With these two scholars, we not only have two experts in Old Testament and New Testament studies.  We also have a scholar, Christ Wright, who sets out to write a book focussed on missions and ends up writing a Biblical theology, and a scholar, I. Howard Marshall, who sets out to write a Biblical theology and ends up focusing on mission.  The challenges that they both leave us are (1) to explore whether ‘mission’ really provides for us the organizing category for Biblical theology and (2) to explore in what ways the Bible is a missional book.  The academic approach to these two issues will require both a knowledge of Biblical theology and a study of missional themes in Scripture.  The first issue involves seeing how ‘mission’ can ‘solve’ the points of discussion and debate in Biblical theology.  The second involves studying the mission of God and His people in Scripture.

My Project

On this blog, studies in the series entitled ‘Why Foreign Missions?’ are meant to work through Scripture to see what the Bible says about mission theology.  The approach taken is to begin with the New Testament and the mission of Jesus and the early Church.  The Old Testament is, at least for the time being, studied through the New Testament writings.  This is an appropriate way to approach the Old Testament even if not a sufficient approach at the end of the day.  For the time being, Chris Wright’s The Mission of God can stand as a corrective to any inadequacies in this approach, since his primary focus is the Old Testament.  Another limitation to these blog studies is that only mission theology is being explored, whereas the Bible addresses other issues as well.  For example, in Paul the Missionary, Eckhard Schnabel explores the work, task, message, goals, and methods of Paul’s mission, as well as engages what this study means for missions in the twenty-first century.[3]  His work is, therefore, more than a Pauline mission theology.
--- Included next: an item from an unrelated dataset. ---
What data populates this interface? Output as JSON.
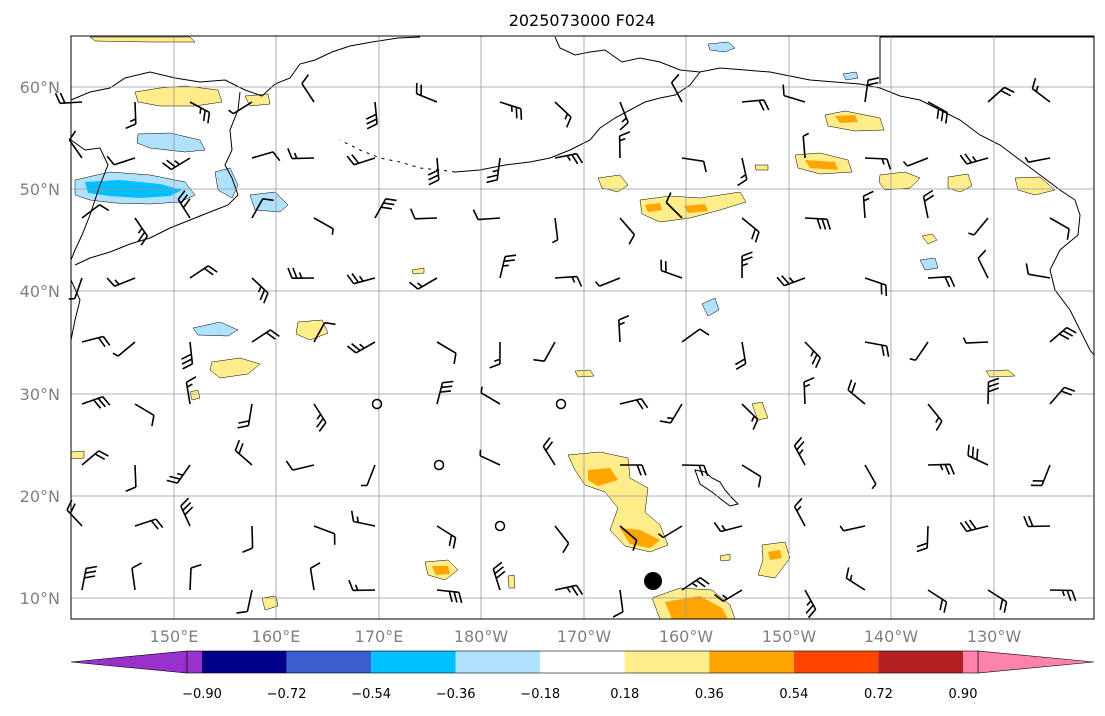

In the series on this blog ‘Engaging the Bible in Mission Theology,’ I intend to do two things.  First, I will offer some thoughts in the coming months about how ‘mission’ might address some of the questions and debates in the field of Biblical theology itself.  This will involve getting behind both Wright’s and Marshall’s demonstration of missional Biblical theology in the books of the Bible by looking at hermeneutical questions in Biblical theology (and we can start with Chris Wright, who addresses this question directly).  Second, I will explore the actual content of a missional Biblical theology in several writings, including those of Wright and Marshall.  My own work at this will continue to appear, from time to time, in the ‘Why Foreign Missions?’ series of this blog.

My intention is to contribute to various issues in Biblical and missional scholarship.  My contribution to mission studies at colleges and seminaries is through work as a Biblical scholar.  Mission studies is often approached through the social sciences, such as anthropology.  It can also be approached as a sub-category in systematic theology or as a subject in Church history.  We do need to appreciate a multi-disciplinary approach to the subject of missions.  However, readers will undoubtedly sense from time to time my own frustration with the status of mission scholarship in its failure to engage Scripture adequately.  I would go so far as to say that, as some Biblical scholars are discovering the importance of mission for their studies, no seminary mission programme is complete without a Biblical scholar on the team.[4]  Perhaps the best way to make this case is by engaging in missional Biblical theology.




[1] Christopher J. H. Wright, The Mission of God: Unlocking the Bible’s Grand Narrative (IVP, 2006), p. 22.
[2] I. Howard, Marshall, The New Testament: Many Witnesses, One Gospel (Downers Grove, IL: IVP, 2004), pp. 34-35).
[3] Eckhard J. Schnabel, Paul the Missionary: Realities, Strategies and Methods (Downers Grove, IL: IVP Academic, 2008.
[4] Note one effort at bringing Biblical studies and mission studies together is underway at the Centre for the Study of the Bible and Mission at Redcliffe College in England.